SAN JOSE, Calif. (AP) — A California judge who faces a recall vote over his handling of a sexual assault case involving a former Stanford University swimmer said he supports the movement to improve the way sexual assault victims are treated but that ousting him won’t help the cause.
Santa Clara County Superior Court Judge Aaron Persky spoke for the first time against efforts to recall him in an interview Thursday with the editorial board of the Mercury News in San Jose.

“There is an underlying deep frustration among actual victims of sexual assault and women in general about the criminal justice system not taking sexual assault and domestic violence seriously,” Persky said.

“But when you take this opportunity and you steer it in the direction that they’ve steered it, that’s where there’s a problem,” he added.

Persky drew criticism after he sentenced former Stanford swimmer Brock Turner in 2016 to six months in jail for sexually assaulting a woman who had passed out behind a trash bin.

Persky stood by his sentencing decision and said judges cannot bend to political pressure.

“When the case came out and there’s the social media outrage, my personal opinion was that I can take the heat, I signed on to this job, I promised to essentially ignore public opinion,” he said.

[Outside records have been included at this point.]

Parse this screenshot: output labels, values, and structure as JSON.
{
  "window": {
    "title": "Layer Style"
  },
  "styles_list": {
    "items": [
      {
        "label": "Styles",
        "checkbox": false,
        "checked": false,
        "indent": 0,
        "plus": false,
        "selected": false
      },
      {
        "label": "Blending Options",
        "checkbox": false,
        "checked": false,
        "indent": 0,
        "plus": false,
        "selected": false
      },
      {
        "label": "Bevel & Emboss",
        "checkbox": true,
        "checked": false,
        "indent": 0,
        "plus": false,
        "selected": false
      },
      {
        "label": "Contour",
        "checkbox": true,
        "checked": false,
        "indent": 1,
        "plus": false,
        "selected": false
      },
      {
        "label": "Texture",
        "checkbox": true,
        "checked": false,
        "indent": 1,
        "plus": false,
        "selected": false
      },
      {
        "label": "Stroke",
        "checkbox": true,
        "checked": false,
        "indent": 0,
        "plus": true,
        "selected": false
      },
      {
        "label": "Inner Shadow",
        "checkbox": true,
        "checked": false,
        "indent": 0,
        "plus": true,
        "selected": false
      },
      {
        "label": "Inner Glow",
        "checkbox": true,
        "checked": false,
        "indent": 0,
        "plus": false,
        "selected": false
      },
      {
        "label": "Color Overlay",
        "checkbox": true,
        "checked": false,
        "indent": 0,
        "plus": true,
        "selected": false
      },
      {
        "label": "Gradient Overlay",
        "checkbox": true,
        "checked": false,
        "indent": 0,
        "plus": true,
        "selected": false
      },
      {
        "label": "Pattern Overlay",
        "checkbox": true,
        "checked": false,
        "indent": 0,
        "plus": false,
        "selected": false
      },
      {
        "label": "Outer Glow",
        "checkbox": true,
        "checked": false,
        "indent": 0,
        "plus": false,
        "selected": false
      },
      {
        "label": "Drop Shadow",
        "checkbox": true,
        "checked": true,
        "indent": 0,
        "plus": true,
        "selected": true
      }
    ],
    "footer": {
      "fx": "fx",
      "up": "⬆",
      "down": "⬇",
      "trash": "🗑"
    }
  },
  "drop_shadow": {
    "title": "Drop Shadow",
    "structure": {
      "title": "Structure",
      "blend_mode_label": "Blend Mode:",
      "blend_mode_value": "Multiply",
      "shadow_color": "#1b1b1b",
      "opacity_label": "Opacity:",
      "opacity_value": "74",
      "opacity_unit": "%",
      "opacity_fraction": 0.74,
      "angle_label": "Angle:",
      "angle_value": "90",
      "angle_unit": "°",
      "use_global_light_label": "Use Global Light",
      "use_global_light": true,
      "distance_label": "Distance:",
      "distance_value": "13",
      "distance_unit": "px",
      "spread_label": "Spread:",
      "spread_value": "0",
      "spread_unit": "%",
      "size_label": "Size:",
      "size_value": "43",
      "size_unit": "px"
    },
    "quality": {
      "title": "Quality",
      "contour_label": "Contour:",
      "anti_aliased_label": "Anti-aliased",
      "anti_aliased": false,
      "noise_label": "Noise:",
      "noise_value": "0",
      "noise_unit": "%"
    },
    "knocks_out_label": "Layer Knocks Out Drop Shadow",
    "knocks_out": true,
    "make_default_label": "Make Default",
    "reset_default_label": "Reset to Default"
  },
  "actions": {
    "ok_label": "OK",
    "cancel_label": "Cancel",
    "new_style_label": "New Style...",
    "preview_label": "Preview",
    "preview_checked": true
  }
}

The sentence ignited debate over judicial treatment of sexual assault victims and soon after, critics started work to have a recall vote against him on the June 5 ballot.

Opponents of the recall argue it would threaten judicial independence.

Stanford law professor Michele Dauber, who spearheaded the recall effort, said she has faith in the rest of the judges throughout the state to reasonably apply the law — even after a possible recall.

“I have more faith in judicial integrity than that perspective suggests,” she said in a separate interview with the editorial board.

Persky reiterated that a righteous movement has been hijacked to attack him as a target.

“Recall proponents have said something to the extent of, `We’re putting rape culture on trial.’ So now I am the face of rape culture,” he said. “So you have to ask yourself, am I really the face of rape culture?”